While I agree that the SBIR/STTR program is far from perfect, and I have been critical of the whole SBA program in the past based on my personal experiences with the SBA in trying to secure loans for my business, it is my personal opinion that, at a time like this when the economy seems to many of us to be in freefall, reauthorizing SBIR/STTR should be a no-brainer.  Why wouldn’t Congress want to maintain support for small businesses, which, in my opinion, are the lifeblood of our economy?  Moreover, why in the world wouldn’t Congress want to include funding for small business programs like the SBIR/STTR in a huge spending bill intended to stimulate the economy?

I can tell you personally that it is nothing short of impossible right now to secure funding for a small business, period.  The help seems to be going to Detroit, the banking system, and AIG, as well as to all kinds of random programs in various states across the country (which to be honest, have made me scratch my head a little bit and wonder why we are funding many of them with taxpayer dollars),  but there is little or nothing that small businesses can do right now  to get access to additional funding.  Supposedly there is some provision that did make it into the Stimulus Bill which will free up some funding fo help small businesses refinance debt, but this funding is not yet in effect and most small businesses have yet to get much in the way of details on this particular program.

So, back to the topic of the SBIR/STTR program, which will shortly expire: in this economic climate,  why in the world  isn’t Congress acting to ensure that this doesn’t happen?

Your guess is as good as mine.  However, the bottom line is that the expiration of SBIR/STTR is all but a done deal now.  If this is a concern to you, you have 16 days left to take action and get your voice heard by Congress.  Perhaps there is still time to save this program from extinction.

Rick Shindell has provided a list of instructions for how to get your voice heard on this issue:

Develop a brief message urging an SBIR extension for a year, stating its importance to you, your business and community. Stress that a collapse of SBIR could be catastrophic not just for you, but the entire high tech small business community. Stress that SBIR community is a pillar of America’s innovation and economic stimulus . Do it in your own words because boilerplate language is far less effective.

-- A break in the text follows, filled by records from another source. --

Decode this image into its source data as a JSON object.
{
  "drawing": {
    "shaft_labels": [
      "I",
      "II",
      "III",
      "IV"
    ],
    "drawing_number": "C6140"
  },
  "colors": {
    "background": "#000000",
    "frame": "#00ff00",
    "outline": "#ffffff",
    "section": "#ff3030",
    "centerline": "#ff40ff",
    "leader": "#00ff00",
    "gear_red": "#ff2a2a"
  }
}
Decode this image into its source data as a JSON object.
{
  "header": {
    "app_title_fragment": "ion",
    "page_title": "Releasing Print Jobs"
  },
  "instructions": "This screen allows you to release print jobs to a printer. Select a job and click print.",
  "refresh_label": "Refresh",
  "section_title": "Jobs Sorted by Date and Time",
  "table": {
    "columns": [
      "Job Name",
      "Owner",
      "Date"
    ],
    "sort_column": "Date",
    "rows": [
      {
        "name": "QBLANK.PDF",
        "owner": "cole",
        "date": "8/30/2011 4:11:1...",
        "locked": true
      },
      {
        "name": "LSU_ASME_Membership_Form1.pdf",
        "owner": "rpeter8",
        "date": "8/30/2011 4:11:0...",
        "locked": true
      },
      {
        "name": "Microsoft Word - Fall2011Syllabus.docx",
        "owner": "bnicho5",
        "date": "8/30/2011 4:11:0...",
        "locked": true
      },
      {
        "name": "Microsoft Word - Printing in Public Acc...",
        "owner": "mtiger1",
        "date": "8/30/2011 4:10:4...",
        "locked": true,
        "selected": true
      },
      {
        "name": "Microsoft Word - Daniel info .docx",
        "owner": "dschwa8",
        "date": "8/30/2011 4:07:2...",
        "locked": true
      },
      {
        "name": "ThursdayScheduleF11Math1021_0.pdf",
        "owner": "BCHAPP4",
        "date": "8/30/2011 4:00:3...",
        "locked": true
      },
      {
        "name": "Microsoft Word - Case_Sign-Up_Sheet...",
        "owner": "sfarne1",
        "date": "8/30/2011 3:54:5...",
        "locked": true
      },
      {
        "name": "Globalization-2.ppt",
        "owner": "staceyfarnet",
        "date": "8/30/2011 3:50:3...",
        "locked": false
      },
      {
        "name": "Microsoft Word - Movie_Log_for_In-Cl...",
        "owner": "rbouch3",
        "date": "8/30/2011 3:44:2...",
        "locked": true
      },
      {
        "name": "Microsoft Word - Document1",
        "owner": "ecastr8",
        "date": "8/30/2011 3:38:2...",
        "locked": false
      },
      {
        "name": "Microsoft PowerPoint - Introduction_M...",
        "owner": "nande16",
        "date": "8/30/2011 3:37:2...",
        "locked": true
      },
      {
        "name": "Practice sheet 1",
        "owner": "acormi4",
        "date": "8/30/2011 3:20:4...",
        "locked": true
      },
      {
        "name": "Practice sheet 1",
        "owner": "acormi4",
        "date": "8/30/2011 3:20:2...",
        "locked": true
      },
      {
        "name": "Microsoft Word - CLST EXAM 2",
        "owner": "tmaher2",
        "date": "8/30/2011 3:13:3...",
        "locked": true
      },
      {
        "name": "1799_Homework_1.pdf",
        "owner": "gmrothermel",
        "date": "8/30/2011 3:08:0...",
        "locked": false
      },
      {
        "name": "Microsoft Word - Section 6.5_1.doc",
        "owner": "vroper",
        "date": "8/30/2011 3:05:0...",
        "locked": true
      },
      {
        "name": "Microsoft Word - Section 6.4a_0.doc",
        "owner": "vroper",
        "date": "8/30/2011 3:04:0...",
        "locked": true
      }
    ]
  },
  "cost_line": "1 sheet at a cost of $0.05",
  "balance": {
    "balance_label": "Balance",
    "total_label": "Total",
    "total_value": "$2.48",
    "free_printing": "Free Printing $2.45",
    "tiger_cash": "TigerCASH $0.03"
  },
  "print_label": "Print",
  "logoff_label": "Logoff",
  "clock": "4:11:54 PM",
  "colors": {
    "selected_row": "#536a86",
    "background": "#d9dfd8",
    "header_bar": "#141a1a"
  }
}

  1. Call your Senators, both their local and DC offices. http://www.senate.gov/general/contact_information/senators_cfm.cfm
  2. Call your Representative, both their local and DC offices. http://www.house.gov/house/MemberWWW.shtml
  3. Go to their web sites and use the email or webmail links to send them your message.
  4. Contact the Senate Committee on Small Business and Entrepreneurship info@small-bus.senate.gov – 202-224-5175
  5. Contact the House Small Business Committee (202) 225-4038 www.house.gov/smbiz/
  6. Contact the House Committee on Science (202) 225-6375 – http://science.house.gov/contact/contact_generalform.shtml
  7. Go to the President’s web site at http://www.whitehouse.gov/contact/
  8. Write to your local newspapers, TV and radio stations.
  9. Work with other small business groups to form a united effort.

The California Biotech Law Blog will continue to keep you posted on any new developments on this issue, and will let you know if there seems to be any movement towards saving the program.